Consider the following case...
If you have written a Twitter application, you will have tests for all your application's methods and behaviours - these will use fake Twitter data. This gives you a complete, self-contained set of tests for your application. The problem is that this doesn't actually check that the application works because your application inherently depends on the consistency of Twitter's API. If Twitter were to change an API call (perhaps change the URL, the parameters or the response) the application would stop working even though the unit tests would still pass. (Or perhaps if they were to completely switch off basic authentication!)
My use case is simpler - I have a single xml resource that is used to import information.

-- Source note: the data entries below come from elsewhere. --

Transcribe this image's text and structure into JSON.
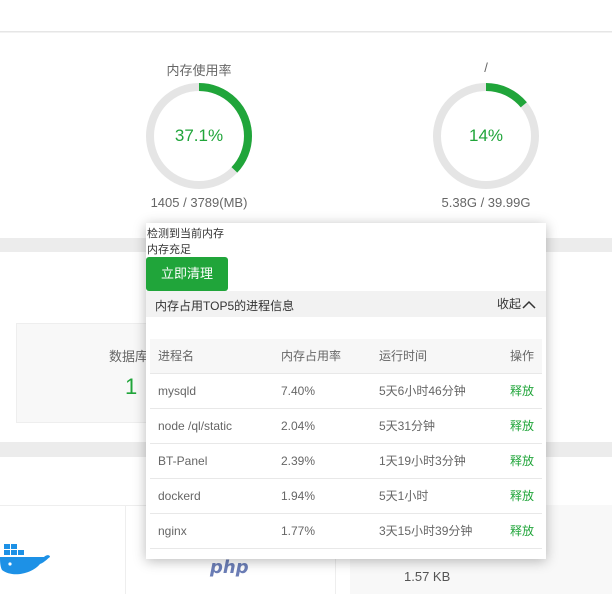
{
  "gauges": [
    {
      "title": "内存使用率",
      "value": "37.1%",
      "percent": 37.1,
      "detail": "1405 / 3789(MB)"
    },
    {
      "title": "/",
      "value": "14%",
      "percent": 14,
      "detail": "5.38G / 39.99G"
    }
  ],
  "database_card": {
    "title": "数据库",
    "count": "1"
  },
  "software": {
    "php_label": "php",
    "size": "1.57 KB"
  },
  "popup": {
    "line1": "检测到当前内存",
    "line2": "内存充足",
    "clean_button": "立即清理",
    "process_header": "内存占用TOP5的进程信息",
    "collapse_label": "收起",
    "table": {
      "columns": [
        "进程名",
        "内存占用率",
        "运行时间",
        "操作"
      ],
      "rows": [
        {
          "name": "mysqld",
          "mem": "7.40%",
          "time": "5天6小时46分钟",
          "action": "释放"
        },
        {
          "name": "node /ql/static",
          "mem": "2.04%",
          "time": "5天31分钟",
          "action": "释放"
        },
        {
          "name": "BT-Panel",
          "mem": "2.39%",
          "time": "1天19小时3分钟",
          "action": "释放"
        },
        {
          "name": "dockerd",
          "mem": "1.94%",
          "time": "5天1小时",
          "action": "释放"
        },
        {
          "name": "nginx",
          "mem": "1.77%",
          "time": "3天15小时39分钟",
          "action": "释放"
        }
      ]
    }
  },
  "colors": {
    "accent": "#20a53a",
    "track": "#e5e5e5"
  }
}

I have faked the resource and tested my import code but I would like to have a test that checks the format of that xml resource has not changed.
My question is about skipping tests in Django's test runner so I can throw a warning if the resource is unavailable without the tests failing, specifically getting a version of Python's unittest module that supports this behaviour. I've given this much background information to allow anyone with experience in this area to offer alternative suggestions.

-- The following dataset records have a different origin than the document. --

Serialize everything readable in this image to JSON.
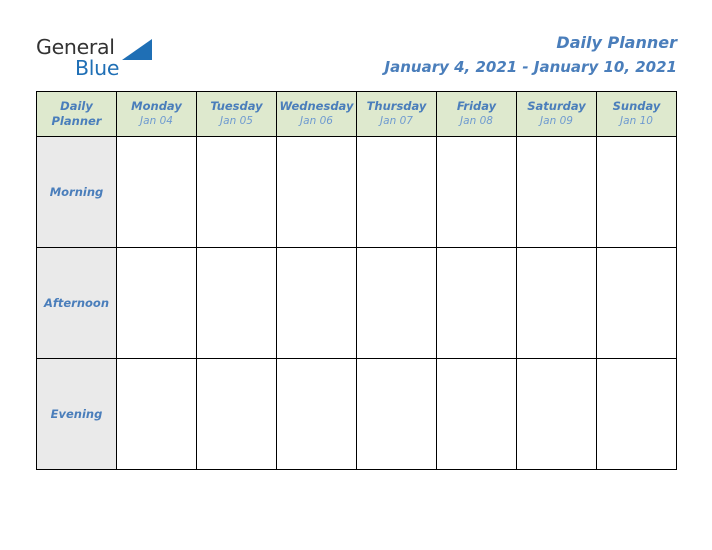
{
  "logo": {
    "word_dark": "General",
    "word_blue": "Blue",
    "triangle_icon": "triangle-icon",
    "dark_color": "#333333",
    "blue_color": "#1F6FB5"
  },
  "header": {
    "title": "Daily Planner",
    "date_range": "January 4, 2021 - January 10, 2021",
    "title_color": "#4A7EBB"
  },
  "table": {
    "corner": {
      "line1": "Daily",
      "line2": "Planner"
    },
    "header_bg": "#DEE9CE",
    "row_label_bg": "#EAEAEA",
    "border_color": "#000000",
    "columns": [
      {
        "day": "Monday",
        "date": "Jan 04"
      },
      {
        "day": "Tuesday",
        "date": "Jan 05"
      },
      {
        "day": "Wednesday",
        "date": "Jan 06"
      },
      {
        "day": "Thursday",
        "date": "Jan 07"
      },
      {
        "day": "Friday",
        "date": "Jan 08"
      },
      {
        "day": "Saturday",
        "date": "Jan 09"
      },
      {
        "day": "Sunday",
        "date": "Jan 10"
      }
    ],
    "rows": [
      {
        "label": "Morning",
        "cells": [
          "",
          "",
          "",
          "",
          "",
          "",
          ""
        ]
      },
      {
        "label": "Afternoon",
        "cells": [
          "",
          "",
          "",
          "",
          "",
          "",
          ""
        ]
      },
      {
        "label": "Evening",
        "cells": [
          "",
          "",
          "",
          "",
          "",
          "",
          ""
        ]
      }
    ]
  }
}
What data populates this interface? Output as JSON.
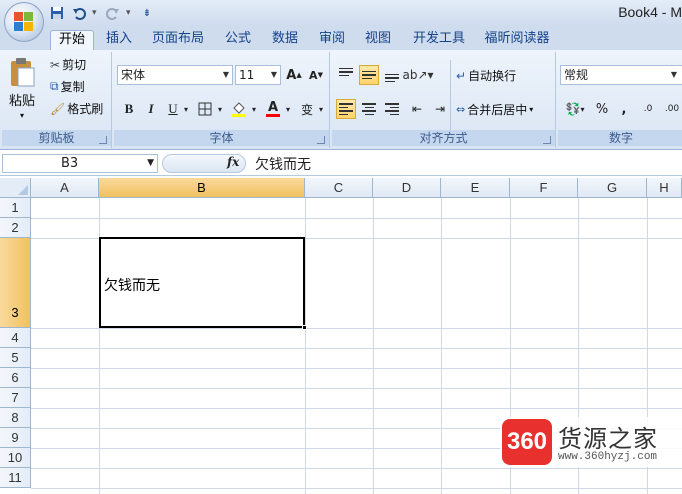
{
  "window": {
    "title": "Book4 - M"
  },
  "qat": {
    "icons": [
      "save-icon",
      "undo-icon",
      "redo-icon",
      "customize-icon"
    ]
  },
  "tabs": [
    "开始",
    "插入",
    "页面布局",
    "公式",
    "数据",
    "审阅",
    "视图",
    "开发工具",
    "福昕阅读器"
  ],
  "ribbon": {
    "clipboard": {
      "paste": "粘贴",
      "cut": "剪切",
      "copy": "复制",
      "format_painter": "格式刷",
      "label": "剪贴板"
    },
    "font": {
      "name": "宋体",
      "size": "11",
      "bold": "B",
      "italic": "I",
      "underline": "U",
      "grow": "A",
      "shrink": "A",
      "font_color": "A",
      "phonetic": "变",
      "label": "字体"
    },
    "alignment": {
      "wrap_text": "自动换行",
      "merge_center": "合并后居中",
      "label": "对齐方式"
    },
    "number": {
      "format": "常规",
      "percent": "%",
      "comma": ",",
      "inc_decimal": ".0",
      "dec_decimal": ".00",
      "label": "数字"
    }
  },
  "formula_bar": {
    "name_box": "B3",
    "fx": "fx",
    "content": "欠钱而无"
  },
  "sheet": {
    "columns": [
      "A",
      "B",
      "C",
      "D",
      "E",
      "F",
      "G",
      "H"
    ],
    "rows": [
      "1",
      "2",
      "3",
      "4",
      "5",
      "6",
      "7",
      "8",
      "9",
      "10",
      "11"
    ],
    "selected_cell": "B3",
    "cell_B3": "欠钱而无"
  },
  "watermark": {
    "badge": "360",
    "name": "货源之家",
    "url": "www.360hyzj.com"
  }
}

Apologies for the lengthy question, I'm aware most people won't read this now.
I've 'bolded' the important bits to make it easier to read.
I created a separate answer since your edit invalidated my last answer.
I assume you're running on Python version 2.6 - I believe the changes that you're looking for in unittest are available in Python version 2.7. Since unittest is in the standard library, updating to Python 2.7 should make those changes available to you. Is that an option that will work for you?
One other thing that I might suggest is to maybe separate the "external source format verification" test(s) into a separate test suite and run that separately from the rest of your unit tests. That way your core unit tests are still fast and you don't have to worry about the external dependencies breaking your main test suites. If you're using Hudson, it should be fairly easy to create a separate job that will handle those tests for you. Just a suggestion.
The new features in unittest in 2.7 have been backported to 2.6 as unittest2. You can just pip install and substitute unittest2 for unittest and your tests will work as thyey did plus you get the new features without upgrading to 2.7.
What are you trying to test? The code in your Django application(s) or the dependency? Can you just Mock whatever that external dependency is? If you're just wanting to test your Django application, then I would say Mock the external dependency, so your tests are not dependent upon that external resource's availability.
If you can post some code of your "actual fetcher" maybe you will get some tips on how you could use mocks.